Entre The Crown e Gambito de Dama, as séries e minisséries ganharam espectadores com a pandemia. Vamos ver o que uma e outra ganham nos Globos de Ouro...

Depois de um ano de muitas incertezas sobre tudo e mais alguma coisa, um ano também em que o streaming beneficiou do recolhimento caseiro a nível global, há uma jogada (quase) certa nesta madrugada de Golden Globes, em termos de categorias televisivas: Gambito de Dama. A minissérie protagonizada pelo jovem talento Anya Taylor-Joy, menina-prodígio do xadrez que se atreve a espicaçar a estratégia masculina, foi um fenómeno de popularidade, e o seu mérito está todo na combinação do glamour da intérprete com a especificidade do universo narrativo deste jogo - quem diria que o xadrez ia voltar a estar na moda depois de Bobby Fischer... Xeque-mate então, muito provável, para a Netflix, mesmo competindo com Small Axe, a magnífica antologia de filmes de Steve McQueen sobre a comunidade caribenha em Londres, disponível na HBO.
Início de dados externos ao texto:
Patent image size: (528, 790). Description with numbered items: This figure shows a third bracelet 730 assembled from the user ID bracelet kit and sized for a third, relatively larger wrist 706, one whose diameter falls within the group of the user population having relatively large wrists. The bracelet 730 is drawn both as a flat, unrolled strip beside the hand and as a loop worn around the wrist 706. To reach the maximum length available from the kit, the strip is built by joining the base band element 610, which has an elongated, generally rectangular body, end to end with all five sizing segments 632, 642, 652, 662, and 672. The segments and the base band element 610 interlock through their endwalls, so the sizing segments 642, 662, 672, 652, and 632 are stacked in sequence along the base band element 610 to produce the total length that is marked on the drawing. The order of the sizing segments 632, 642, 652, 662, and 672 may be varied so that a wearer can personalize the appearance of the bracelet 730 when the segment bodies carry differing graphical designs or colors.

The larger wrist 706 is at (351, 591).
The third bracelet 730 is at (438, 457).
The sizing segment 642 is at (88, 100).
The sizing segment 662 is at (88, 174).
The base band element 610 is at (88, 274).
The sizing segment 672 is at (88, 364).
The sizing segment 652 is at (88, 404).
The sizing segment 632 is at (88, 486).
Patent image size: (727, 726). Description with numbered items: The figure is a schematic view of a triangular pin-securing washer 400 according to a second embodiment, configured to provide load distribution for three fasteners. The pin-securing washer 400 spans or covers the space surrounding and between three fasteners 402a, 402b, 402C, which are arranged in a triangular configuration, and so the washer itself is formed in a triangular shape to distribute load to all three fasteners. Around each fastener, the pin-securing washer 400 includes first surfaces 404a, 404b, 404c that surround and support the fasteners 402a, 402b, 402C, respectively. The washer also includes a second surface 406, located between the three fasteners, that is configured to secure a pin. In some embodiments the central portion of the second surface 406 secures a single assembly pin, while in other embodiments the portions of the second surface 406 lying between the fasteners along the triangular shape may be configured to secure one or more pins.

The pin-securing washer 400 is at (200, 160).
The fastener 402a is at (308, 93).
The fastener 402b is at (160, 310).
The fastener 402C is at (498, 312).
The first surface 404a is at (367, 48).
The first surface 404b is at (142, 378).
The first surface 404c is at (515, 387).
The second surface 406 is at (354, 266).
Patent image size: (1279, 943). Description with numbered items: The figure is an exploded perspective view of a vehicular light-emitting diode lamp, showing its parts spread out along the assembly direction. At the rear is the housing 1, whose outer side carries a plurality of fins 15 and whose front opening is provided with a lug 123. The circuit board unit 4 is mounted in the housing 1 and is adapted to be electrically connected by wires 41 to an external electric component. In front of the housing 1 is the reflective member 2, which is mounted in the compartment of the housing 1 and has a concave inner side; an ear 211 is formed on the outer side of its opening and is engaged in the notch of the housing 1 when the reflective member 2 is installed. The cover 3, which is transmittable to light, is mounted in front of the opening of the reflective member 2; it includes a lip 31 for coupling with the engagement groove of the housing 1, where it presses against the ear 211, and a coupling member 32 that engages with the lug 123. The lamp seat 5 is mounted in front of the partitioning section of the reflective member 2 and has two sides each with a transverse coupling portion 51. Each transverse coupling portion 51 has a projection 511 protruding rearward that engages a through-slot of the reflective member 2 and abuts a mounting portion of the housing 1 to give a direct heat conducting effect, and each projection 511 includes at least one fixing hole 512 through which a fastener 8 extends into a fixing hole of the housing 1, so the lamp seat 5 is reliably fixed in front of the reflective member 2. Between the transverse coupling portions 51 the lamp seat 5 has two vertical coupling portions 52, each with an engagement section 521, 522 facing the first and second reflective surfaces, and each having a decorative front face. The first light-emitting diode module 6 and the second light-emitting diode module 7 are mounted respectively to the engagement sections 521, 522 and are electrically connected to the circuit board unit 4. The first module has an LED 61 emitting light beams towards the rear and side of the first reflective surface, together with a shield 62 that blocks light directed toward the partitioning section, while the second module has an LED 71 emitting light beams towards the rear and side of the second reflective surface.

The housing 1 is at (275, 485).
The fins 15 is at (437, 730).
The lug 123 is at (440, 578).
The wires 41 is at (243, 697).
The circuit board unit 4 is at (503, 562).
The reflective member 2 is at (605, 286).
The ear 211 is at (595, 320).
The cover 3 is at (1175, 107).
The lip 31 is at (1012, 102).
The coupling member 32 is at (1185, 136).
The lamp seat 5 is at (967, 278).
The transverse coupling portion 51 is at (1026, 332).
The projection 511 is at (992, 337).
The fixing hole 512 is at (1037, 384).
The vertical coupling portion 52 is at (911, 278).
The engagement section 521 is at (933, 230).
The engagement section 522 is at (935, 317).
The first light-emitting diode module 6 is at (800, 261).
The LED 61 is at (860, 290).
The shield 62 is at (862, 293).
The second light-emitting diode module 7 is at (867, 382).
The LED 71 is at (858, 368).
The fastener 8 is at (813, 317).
Mas se Gambito de Dama é um natural favorito, The Crown (também Netflix), a série centrada no reinado da rainha Isabel II, deverá acumular galardões. Desde logo, o de melhor série dramática - roubando a oportunidade ao acarinhado The Mandalorian, da Disney -, melhor atriz, Emma Corrin, na pele da princesa Diana, e atriz secundária, Gillian Anderson como Margaret Thatcher. Digamos que esta quarta temporada da série já coroada uma vez, em 2017, tem os ingredientes certos para reinar, muito devido às novas aquisições femininas, que, sem se sobreporem à vencedora do ano passado, Olivia Colman, fazem que se distribua o reconhecimento dos "valores" da produção.
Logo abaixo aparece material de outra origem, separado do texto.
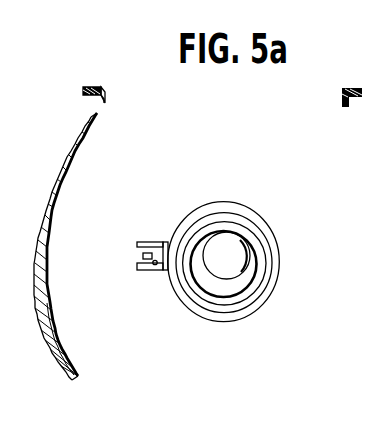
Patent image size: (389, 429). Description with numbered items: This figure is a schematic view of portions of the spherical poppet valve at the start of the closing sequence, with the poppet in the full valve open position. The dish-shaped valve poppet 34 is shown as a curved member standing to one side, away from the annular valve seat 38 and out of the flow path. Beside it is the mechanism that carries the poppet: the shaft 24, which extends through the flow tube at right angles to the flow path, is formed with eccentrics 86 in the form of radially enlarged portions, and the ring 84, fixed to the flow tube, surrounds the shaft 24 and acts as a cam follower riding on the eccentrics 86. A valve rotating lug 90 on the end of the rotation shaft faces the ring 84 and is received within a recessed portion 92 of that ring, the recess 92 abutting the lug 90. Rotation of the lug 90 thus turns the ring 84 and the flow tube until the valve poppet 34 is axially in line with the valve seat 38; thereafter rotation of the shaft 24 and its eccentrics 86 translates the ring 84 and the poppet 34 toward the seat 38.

The shaft 24 is at (236, 264).
The valve poppet 34 is at (63, 170).
The valve seat 38 is at (102, 87).
The ring 84 is at (202, 208).
The eccentrics 86 is at (207, 272).
The valve rotating lug 90 is at (143, 256).
The recessed portion 92 is at (154, 265).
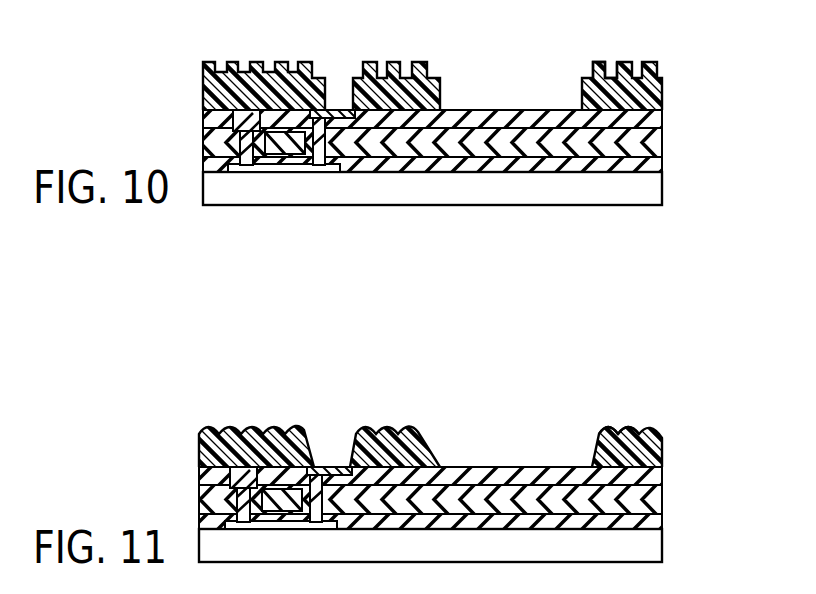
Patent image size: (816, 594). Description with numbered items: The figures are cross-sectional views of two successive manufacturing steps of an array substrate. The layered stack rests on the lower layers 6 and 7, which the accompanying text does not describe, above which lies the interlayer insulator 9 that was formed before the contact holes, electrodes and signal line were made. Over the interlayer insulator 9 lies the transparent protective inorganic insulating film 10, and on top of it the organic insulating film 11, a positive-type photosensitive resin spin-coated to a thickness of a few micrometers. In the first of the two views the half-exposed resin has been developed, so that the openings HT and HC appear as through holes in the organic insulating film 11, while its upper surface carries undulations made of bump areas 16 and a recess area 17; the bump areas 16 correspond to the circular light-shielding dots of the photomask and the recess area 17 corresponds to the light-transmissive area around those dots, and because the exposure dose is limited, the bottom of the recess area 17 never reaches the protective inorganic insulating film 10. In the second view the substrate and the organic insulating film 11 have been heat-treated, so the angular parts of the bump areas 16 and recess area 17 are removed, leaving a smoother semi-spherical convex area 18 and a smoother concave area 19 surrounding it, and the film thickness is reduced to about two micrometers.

De resto, o jogo parece estar mais ou menos em aberto nos outros tabuleiros da ficção televisiva. Ainda nas séries dramáticas, Jason Bateman, nomeado pela terceira vez por Ozark, poderá encaixar na máxima "à terceira é de vez", e nas minisséries, Hugh Grant, que em 2019 esteve nomeado por A Very English Scandal (convenhamos, com a sua melhor interpretação recente), é tido como o presumível vencedor, em The Undoing. Um caso que, a confirmar-se, cria algum ruído: será que as subtilezas do seu médico carregado de sombras estão ao mesmo nível do abolicionista de Ethan Hawke em The Good Lord Bird? Nem por isso. Hawke tem aqui a personagem mais delirante da sua carreira, e está perfeitamente à altura dela. Pelo meio, Mark Ruffalo e a performance dupla (irmãos gémeos) em I Know This Much Is True, que lhe valeu o Emmy, não é de desconsiderar, mas nesta categoria de melhor ator em minissérie, insistimos, Ethan Hawke é the real thing.
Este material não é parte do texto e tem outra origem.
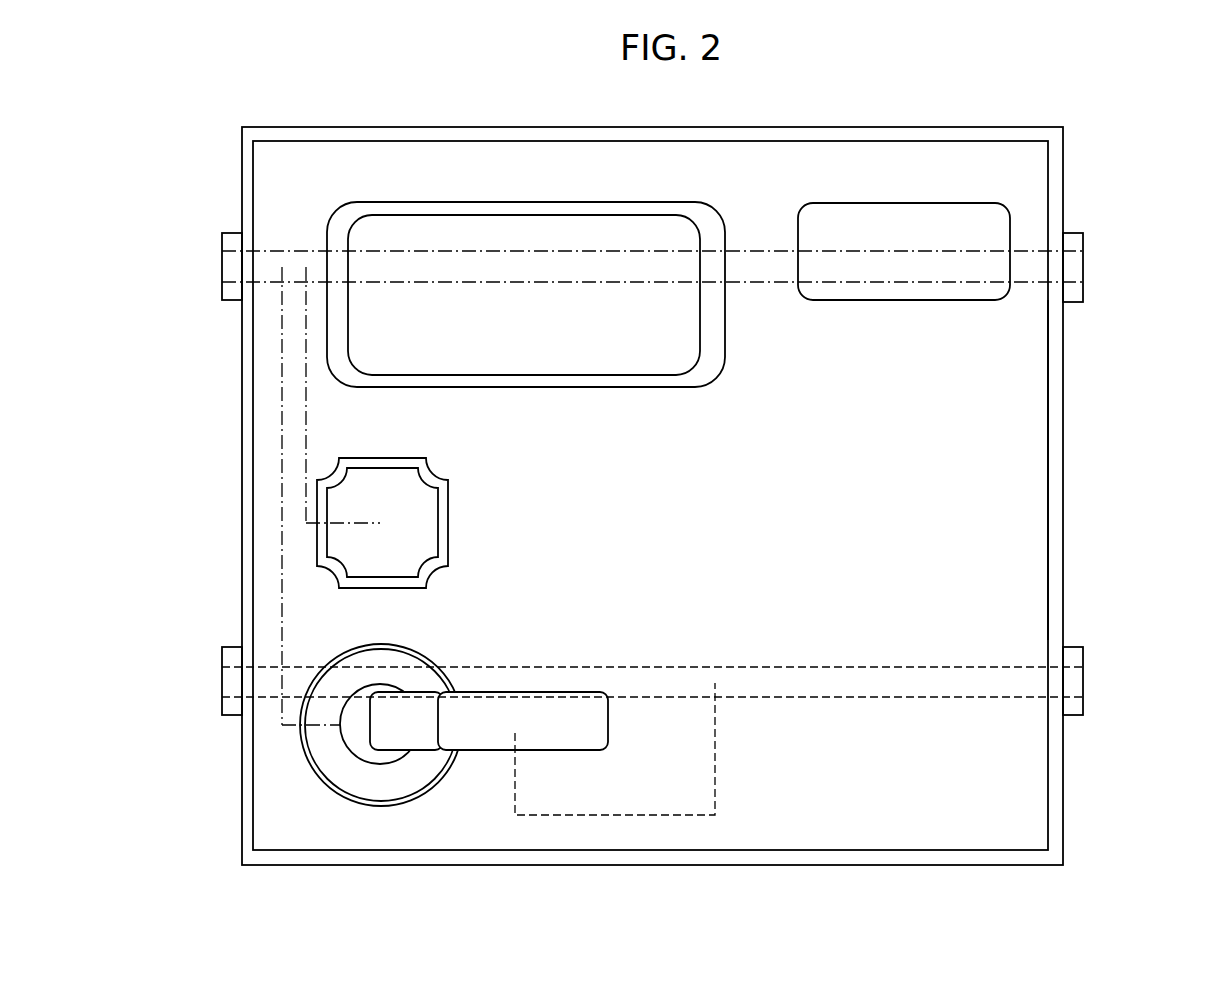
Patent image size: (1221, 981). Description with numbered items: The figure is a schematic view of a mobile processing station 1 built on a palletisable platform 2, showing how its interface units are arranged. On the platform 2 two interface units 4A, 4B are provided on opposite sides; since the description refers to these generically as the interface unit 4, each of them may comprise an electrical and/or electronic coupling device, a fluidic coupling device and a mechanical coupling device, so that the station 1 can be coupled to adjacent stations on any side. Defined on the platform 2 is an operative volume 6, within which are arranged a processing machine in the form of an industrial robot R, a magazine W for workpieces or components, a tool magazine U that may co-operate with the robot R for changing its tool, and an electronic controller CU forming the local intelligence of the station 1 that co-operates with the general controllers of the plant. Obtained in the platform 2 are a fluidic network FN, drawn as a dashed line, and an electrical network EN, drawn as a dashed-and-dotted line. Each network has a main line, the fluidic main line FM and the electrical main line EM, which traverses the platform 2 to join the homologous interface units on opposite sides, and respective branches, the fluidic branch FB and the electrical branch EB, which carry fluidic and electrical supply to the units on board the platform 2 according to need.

The mobile processing station 1 is at (1120, 151).
The palletisable platform 2 is at (875, 867).
The interface unit 4 is at (228, 263).
The interface unit 4A is at (162, 230).
The interface unit 4B is at (1142, 230).
The operative volume 6 is at (1051, 475).
The magazine W is at (570, 348).
The tool magazine U is at (412, 512).
The industrial robot R is at (399, 724).
The electrical branch EB is at (305, 518).
The electrical main line EM is at (760, 262).
The electrical network EN is at (760, 283).
The electronic controller CU is at (908, 218).
The fluidic network FN is at (813, 665).
The fluidic main line FM is at (873, 685).
The fluidic branch FB is at (715, 762).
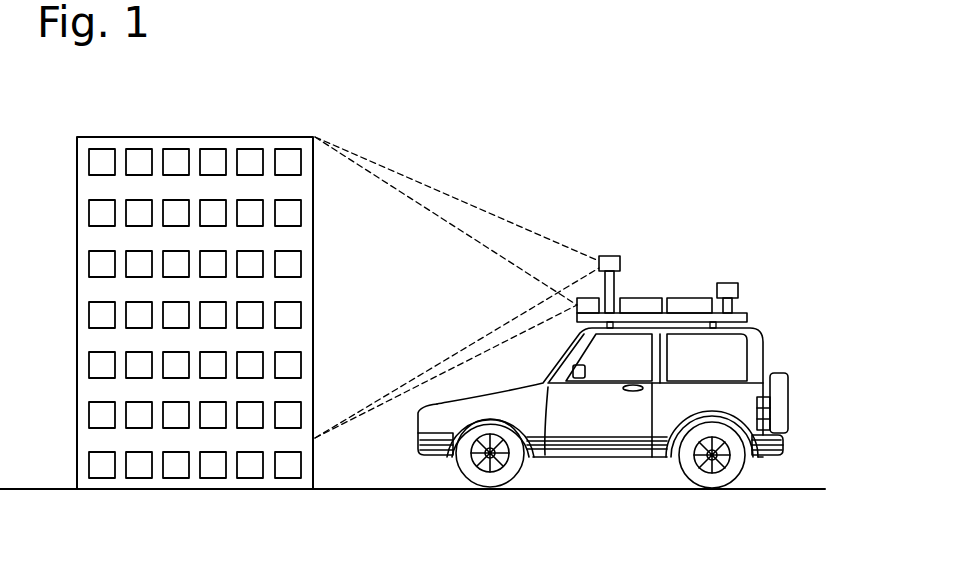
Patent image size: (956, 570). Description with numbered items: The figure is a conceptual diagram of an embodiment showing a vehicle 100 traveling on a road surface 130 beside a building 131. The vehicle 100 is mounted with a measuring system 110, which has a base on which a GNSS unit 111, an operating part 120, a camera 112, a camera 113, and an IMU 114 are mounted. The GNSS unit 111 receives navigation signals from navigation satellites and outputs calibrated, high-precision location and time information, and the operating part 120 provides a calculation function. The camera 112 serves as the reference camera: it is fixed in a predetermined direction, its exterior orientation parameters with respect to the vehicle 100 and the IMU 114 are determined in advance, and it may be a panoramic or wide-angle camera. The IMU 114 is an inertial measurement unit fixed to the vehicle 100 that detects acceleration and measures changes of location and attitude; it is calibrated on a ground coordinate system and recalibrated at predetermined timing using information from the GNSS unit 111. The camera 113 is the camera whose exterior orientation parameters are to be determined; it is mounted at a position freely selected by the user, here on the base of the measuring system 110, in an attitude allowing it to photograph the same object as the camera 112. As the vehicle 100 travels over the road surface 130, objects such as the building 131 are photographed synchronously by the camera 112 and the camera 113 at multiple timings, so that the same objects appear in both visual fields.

The vehicle 100 is at (758, 349).
The measuring system 110 is at (750, 308).
The GNSS unit 111 is at (723, 283).
The camera 112 is at (604, 256).
The camera 113 is at (577, 307).
The IMU 114 is at (637, 298).
The operating part 120 is at (672, 298).
The road surface 130 is at (799, 486).
The building 131 is at (269, 143).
Com Taylor-Joy a seguir a boa estrela de Gambito de Dama, enquanto atriz principal, nos atores secundários, por sua vez, a distinção deverá ir para o negro britânico John Boyega, pelo seu polícia audaz que corrói o racismo por dentro da força policial num dos filmes da série Small Axe.

Quanto à comédia, é verdade que Schitt"s Creek, a série que açambarcou os Emmys no ano passado, paira como um fantasma de vitórias, mas Ted Lasso (Apple TV+), em que Jason Sudeikis dá vida a um otimista treinador de futebol americano em Londres, tem vindo a ser apontado como a grande favorita - a série e o próprio Sudeikis. Sentamo-nos no sofá para ver se há golo?